Limitations of this study include the small sample size, which limited researchers’ ability to perform statistical testing between individual alterations and clinical outcomes. Disease burden and differences in the sensitivity of genomic assays at different time points due to changes in CTCs in response to therapy and at progression may have biased genomic findings. Finally, some alterations identified may represent low-level passenger change related to disease burden or genomic instability, rather than cancer drivers. The identified genomic alterations require mechanistic studies to determine their biologic and clinical relevance for treatment, Armstrong noted.

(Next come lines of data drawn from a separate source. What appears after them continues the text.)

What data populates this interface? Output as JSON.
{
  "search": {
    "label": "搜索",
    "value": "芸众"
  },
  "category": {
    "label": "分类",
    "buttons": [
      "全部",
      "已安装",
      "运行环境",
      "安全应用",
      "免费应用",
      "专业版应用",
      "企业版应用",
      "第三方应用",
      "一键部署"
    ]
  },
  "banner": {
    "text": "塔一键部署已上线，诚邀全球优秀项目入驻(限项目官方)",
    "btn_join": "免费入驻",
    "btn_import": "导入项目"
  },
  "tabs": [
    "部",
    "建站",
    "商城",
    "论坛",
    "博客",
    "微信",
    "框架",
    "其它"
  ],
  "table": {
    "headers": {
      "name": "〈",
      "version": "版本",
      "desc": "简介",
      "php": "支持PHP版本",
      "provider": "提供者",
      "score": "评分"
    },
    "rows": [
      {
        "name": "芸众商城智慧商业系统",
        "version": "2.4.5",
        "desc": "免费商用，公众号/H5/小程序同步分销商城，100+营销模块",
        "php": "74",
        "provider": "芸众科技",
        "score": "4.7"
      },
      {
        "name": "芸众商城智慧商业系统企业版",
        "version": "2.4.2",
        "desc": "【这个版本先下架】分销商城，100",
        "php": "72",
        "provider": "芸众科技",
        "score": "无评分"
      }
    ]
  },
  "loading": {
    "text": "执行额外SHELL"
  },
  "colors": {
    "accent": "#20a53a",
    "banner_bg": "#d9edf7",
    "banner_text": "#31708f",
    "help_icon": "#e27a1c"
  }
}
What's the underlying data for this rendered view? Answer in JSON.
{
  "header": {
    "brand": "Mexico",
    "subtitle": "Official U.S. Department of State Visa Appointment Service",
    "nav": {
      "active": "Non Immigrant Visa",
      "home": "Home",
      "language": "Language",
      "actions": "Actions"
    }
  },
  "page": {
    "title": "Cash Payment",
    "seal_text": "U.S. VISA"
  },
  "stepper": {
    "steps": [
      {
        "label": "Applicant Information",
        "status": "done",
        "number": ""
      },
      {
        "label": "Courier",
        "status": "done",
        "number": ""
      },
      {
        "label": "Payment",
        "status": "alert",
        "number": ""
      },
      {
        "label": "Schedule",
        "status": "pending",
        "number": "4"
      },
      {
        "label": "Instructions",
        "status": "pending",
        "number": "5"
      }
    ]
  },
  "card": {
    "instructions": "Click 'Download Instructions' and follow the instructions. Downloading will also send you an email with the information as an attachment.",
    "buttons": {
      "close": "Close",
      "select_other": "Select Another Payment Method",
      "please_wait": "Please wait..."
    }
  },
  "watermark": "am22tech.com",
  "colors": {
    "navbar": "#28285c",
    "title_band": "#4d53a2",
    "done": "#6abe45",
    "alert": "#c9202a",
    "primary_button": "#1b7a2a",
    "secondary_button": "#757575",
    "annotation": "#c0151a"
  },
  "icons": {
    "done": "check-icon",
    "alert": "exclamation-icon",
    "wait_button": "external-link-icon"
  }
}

The study was supported by the National Institutes of Health, the Prostate Cancer Foundation, and a Global Treatment Sciences Challenge Award from Movember. The study was conducted as part of a multicenter prospective trial involving Duke University, Johns Hopkins University, Weill Medical College of Cornell University, Memorial Sloan Kettering Cancer Center, and the University of Chicago. Armstrong is a paid consultant with Pfizer, Astellas, Janssen, Bayer, AstraZeneca, and Merck. Armstrong receives research funding via Duke University from Pfizer, Astellas, Janssen, Bayer, Dendreon, Novartis, Genentech/Roche, Merck, Bristol Myers Squibb, AstraZeneca, Constellation Pharmaceuticals, and BeiGene.